The 38th session of UNESCO’s General Conference opened today with an eye on the future. The biennial meeting of the governing body will set the path for UNESCO as it reviews programme and policy plans aimed at achieving the 2015-2030 Sustainable Development Goals (SDGs), which were adopted in New York in September.
During its session, which will end on 18 November, UNESCO will host an unprecedented number of heads of State and Government to celebrate the 70th anniversary in a Leaders’ Forum.
As it opened this morning, the General Conference of UNESCO, which brings together its 195 Member States, was marked by the admission to the Organization of Montserrat as its 10th Associate Member. Another notable event was the visit of Haakon, the Crown Prince of Norway, who stressed that UNESCO’s role and mandate were as important today as they were 70 years ago.
“Today the world is facing the largest refugee crisis since World War Two. Sixty million people are fleeing from war and conflict, we share a joint responsibility to act,” said the Prince. “Today as it was 70 years ago, UNESCO is in an excellent position to unite and strengthen our efforts,” said the Prince.
The outgoing President of the General Conference, Hao Ping, Vice Minister of Education of China, reiterated UNESCO’s commitment to achieve the objectives of the new SDGs. He spoke of “UNESCO’s irreplaceable role in dialogue and peace building […] Dialogue on an equal footing between all countries and civilizations is more important than ever,” he said, as “the current world is going through a period of change and reorganization.”
Mohamed Sameh Amr, the Chairperson of UNESCO’s Executive Board, who is also the Ambassador and Permanent Delegate of Egypt to the Organization, echoed the President’s strong commitment to the SDGs and spoke of “profound transformations not only in social terms, but also in all areas of the Organization’s activities and mandate.” Reviewing UNESCO’s role in education, science, culture and communication, the Chairperson particularly emphasized the importance of UNESCO’s work in fighting the scourge of extremism, “which we must tackle at its root, notably through education.”

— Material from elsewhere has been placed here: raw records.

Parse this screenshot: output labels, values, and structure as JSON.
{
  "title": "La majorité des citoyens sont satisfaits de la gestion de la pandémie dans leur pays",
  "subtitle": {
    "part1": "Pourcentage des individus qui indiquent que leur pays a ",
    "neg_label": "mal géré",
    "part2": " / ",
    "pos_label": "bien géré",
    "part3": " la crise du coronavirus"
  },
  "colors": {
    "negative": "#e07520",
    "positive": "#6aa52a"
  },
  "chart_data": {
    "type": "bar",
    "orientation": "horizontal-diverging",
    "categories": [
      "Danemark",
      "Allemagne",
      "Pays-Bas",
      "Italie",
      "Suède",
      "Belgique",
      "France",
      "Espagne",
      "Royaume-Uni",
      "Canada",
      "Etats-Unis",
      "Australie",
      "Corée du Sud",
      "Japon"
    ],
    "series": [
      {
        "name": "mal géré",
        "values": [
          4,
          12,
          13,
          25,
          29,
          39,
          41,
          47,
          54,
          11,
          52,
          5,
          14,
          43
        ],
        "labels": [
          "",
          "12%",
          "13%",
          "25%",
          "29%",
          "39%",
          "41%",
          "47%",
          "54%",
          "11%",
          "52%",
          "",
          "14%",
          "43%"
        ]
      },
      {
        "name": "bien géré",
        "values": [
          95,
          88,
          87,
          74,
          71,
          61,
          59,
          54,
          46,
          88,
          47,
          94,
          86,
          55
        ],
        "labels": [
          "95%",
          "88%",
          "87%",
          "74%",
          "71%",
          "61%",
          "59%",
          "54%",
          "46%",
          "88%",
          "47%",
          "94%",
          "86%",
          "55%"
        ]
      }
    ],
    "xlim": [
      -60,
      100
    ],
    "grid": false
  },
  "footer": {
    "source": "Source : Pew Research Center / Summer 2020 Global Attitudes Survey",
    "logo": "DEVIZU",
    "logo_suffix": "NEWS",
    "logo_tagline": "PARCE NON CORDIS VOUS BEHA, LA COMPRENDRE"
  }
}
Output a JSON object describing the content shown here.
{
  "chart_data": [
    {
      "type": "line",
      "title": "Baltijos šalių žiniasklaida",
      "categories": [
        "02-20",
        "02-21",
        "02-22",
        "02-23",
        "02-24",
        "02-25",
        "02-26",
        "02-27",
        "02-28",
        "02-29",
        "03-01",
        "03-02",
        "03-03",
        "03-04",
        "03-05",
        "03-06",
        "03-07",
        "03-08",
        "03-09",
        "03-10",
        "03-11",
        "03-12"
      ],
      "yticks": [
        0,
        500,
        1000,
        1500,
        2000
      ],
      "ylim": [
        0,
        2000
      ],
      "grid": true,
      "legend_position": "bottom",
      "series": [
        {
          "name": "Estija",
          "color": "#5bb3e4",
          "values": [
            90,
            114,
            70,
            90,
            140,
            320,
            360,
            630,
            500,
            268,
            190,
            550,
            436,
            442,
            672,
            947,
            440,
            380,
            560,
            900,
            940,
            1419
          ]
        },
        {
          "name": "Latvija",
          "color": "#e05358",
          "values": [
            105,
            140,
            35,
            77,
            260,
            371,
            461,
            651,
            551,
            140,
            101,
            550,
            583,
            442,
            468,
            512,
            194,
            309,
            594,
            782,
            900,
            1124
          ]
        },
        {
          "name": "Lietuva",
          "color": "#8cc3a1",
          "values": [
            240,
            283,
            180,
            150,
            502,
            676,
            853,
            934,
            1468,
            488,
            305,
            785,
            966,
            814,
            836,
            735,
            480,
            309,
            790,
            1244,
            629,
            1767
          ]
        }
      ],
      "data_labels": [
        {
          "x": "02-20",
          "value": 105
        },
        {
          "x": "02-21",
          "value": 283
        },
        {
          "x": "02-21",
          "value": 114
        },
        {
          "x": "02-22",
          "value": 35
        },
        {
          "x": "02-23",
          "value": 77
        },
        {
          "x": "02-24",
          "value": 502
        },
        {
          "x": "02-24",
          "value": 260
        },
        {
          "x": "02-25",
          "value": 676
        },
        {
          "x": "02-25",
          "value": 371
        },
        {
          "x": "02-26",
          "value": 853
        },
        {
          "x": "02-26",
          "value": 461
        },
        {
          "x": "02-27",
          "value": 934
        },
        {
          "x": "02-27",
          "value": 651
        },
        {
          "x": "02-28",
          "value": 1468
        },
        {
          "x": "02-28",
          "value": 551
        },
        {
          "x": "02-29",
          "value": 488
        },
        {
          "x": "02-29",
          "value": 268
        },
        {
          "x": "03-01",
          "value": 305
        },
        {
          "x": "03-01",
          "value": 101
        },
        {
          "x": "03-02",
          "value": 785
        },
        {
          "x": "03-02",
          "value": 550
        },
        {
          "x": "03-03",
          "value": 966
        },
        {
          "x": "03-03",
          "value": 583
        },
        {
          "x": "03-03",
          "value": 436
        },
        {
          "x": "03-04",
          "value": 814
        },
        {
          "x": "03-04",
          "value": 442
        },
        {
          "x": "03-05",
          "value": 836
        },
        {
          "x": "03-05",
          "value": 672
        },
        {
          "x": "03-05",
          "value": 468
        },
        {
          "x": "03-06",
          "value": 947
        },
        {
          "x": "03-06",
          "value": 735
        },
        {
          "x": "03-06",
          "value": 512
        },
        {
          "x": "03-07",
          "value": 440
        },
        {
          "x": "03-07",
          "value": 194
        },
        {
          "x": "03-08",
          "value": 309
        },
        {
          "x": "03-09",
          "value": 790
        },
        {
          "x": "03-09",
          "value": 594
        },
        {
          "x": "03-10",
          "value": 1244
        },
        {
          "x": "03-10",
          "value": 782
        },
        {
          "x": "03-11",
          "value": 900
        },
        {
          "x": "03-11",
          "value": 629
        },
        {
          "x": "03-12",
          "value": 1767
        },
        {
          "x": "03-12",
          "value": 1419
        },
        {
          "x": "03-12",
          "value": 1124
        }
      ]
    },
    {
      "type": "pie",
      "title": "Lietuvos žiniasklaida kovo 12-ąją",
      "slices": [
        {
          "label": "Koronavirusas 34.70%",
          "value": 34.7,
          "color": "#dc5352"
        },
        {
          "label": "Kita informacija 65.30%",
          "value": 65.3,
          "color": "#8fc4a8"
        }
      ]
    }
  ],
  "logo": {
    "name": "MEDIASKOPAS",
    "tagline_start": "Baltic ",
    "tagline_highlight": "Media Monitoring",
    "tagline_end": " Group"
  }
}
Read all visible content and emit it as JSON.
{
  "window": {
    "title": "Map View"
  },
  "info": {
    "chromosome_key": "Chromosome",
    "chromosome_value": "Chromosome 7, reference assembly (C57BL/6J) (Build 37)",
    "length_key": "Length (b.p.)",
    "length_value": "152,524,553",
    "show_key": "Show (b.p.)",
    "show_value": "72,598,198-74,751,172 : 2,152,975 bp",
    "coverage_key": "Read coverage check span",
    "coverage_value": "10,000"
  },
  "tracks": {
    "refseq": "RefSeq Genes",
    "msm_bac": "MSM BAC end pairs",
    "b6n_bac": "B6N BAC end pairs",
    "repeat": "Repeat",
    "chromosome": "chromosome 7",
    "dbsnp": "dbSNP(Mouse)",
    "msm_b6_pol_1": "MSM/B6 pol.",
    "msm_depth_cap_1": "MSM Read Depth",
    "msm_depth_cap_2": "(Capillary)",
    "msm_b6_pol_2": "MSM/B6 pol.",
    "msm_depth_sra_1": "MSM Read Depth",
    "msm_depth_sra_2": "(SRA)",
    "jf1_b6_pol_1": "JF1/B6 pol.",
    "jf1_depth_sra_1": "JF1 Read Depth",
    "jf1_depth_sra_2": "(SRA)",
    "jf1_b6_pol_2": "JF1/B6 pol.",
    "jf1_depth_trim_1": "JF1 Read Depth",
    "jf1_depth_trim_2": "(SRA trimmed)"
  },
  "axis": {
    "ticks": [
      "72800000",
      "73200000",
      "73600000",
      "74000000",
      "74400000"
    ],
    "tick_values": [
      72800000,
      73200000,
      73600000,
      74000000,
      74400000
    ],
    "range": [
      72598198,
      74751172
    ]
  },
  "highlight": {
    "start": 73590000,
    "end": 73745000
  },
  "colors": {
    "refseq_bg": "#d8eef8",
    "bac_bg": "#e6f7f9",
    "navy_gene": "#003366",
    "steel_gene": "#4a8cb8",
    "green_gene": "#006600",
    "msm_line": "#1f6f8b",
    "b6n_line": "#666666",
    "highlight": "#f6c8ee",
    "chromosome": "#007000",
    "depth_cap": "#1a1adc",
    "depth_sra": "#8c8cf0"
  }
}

The Director-General of UNESCO, Irina Bokova, proclaimed a renewed commitment to the founding principles of the institution 70 years after its creation. “UNESCO is born of the idea that if peace and development are to last, they must be deeply rooted in the hearts and minds of peoples. This conviction remains unchanged and is our compass in today’s changing world,” she said.
As the representatives of Member States resumed their work in plenary session in the early afternoon, they elected Stanley Mutumba Simataa, Deputy Minister of Information and Communication Technology of Namibia, to preside over the 38th session of the General Conference of UNESCO.
“In time of despair, UNESCO is called upon to bring foresight and hope to the peoples of the world through education, including education for peace, tolerance, democracy and human rights, through the sciences, notably with the development of dissemination of scientific knowledge to improve responses to unprecedented environmental changes now occurring, through culture by building bridges amongst different cultures, safeguarding and promoting cultural heritage and creativity, and through communication and information, through the free flow of information and ideas,” said President Simataa in his first comments to the General Conference. “There is no doubt UNESCO remains a beacon of hope in a world littered with deep-seated intolerance and despair.”